Jorge Machado, Natan Machado Palombini, Alamar, Film Movement, 2010. |
The free form documentary receives a jubilant jolt of vision in experimental documentarian Pedro Gonzalez-Rubio's achingly sumptuous new picture, Alamar. Chronicling an exotic fishing excursion between father and young son (Jorge Machado and Natan Machado Palombini), Gonzalez-Rubio forces us to examine the fine line betwixt truth and fiction, cinema and life.
Filmed unobtrusively, the images wash over us like the cool, clean waters which surround the nurturing, eccentric father and his preciously innocent young son.
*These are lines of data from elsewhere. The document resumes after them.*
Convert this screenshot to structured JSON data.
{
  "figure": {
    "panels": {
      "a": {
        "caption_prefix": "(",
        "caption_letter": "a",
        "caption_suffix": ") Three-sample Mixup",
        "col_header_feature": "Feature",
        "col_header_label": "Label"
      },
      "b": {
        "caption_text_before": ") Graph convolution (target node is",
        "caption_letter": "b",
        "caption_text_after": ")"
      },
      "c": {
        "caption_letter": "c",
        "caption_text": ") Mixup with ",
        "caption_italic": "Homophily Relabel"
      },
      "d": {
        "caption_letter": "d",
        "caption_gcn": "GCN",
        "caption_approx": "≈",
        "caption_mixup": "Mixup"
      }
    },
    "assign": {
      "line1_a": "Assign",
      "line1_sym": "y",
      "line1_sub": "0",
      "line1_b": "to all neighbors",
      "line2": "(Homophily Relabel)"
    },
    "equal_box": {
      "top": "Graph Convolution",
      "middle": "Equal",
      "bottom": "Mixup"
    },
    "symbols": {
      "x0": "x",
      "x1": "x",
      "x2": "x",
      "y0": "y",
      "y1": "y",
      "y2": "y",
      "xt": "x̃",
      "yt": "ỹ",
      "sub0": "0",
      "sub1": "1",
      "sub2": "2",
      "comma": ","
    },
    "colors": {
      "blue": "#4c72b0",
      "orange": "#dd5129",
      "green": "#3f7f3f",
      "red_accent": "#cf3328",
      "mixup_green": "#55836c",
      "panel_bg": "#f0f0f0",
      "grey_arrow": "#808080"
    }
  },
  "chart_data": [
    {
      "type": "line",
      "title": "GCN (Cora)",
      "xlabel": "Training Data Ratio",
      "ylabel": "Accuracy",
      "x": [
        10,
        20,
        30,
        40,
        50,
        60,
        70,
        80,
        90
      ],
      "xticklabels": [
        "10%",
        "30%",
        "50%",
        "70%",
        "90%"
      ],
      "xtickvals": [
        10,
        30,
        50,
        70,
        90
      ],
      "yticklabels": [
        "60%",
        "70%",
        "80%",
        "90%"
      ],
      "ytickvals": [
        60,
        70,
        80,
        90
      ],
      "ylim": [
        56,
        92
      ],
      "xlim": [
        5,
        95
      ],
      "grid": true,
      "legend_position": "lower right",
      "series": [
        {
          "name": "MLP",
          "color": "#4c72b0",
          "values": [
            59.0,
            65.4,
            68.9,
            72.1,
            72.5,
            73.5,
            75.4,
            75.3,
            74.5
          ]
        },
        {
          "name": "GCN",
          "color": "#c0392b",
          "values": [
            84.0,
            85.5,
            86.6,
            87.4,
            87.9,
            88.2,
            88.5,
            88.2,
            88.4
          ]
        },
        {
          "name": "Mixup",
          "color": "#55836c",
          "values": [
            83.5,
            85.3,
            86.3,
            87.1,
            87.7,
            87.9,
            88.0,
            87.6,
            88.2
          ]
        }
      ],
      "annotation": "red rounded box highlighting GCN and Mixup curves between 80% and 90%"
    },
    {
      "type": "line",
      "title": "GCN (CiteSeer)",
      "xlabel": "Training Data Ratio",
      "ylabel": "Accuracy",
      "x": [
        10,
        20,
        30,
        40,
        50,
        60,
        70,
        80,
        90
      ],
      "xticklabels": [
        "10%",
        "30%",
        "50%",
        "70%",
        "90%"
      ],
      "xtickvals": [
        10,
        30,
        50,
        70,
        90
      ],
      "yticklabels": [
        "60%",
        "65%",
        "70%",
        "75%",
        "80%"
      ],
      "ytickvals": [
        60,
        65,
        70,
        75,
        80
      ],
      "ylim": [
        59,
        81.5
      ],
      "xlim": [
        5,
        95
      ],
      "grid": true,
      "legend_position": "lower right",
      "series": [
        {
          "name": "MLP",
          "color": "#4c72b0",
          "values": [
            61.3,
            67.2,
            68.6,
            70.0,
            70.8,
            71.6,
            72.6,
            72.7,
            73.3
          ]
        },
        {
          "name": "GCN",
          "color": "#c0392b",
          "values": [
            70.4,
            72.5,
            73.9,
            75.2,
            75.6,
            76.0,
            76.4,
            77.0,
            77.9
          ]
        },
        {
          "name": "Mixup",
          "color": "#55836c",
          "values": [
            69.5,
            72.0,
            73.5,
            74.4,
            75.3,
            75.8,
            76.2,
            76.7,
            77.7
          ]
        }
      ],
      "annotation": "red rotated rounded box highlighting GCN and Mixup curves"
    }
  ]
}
Nature photography comes alive at our fingertips, enveloped in a personal tale which unfolds in a captivating, naturalistic key. Jorge and Natan's mother, Roberta Palombini, are seen at the outset in old photographs displaying a spring fever love affair which culminated in pregnancy and drifting apart. We enter this world as Jorge comes to take his adorable young son on what will be a cathartic fishing trip, where father and son forge the bonds which will never break, as the terrible beauty of wild Mexico.
The waning calm and tenderness catches us adrift, and the smooth narrative style feels like a triumphant fiction film, even though all we see is real. Gonzalez-Rubio, a gifted documentarian, brings to mind Robert Flaherty and Ernest Hemingway with his radically original yet deceptively simple ode to fathers and sons and the tides of life.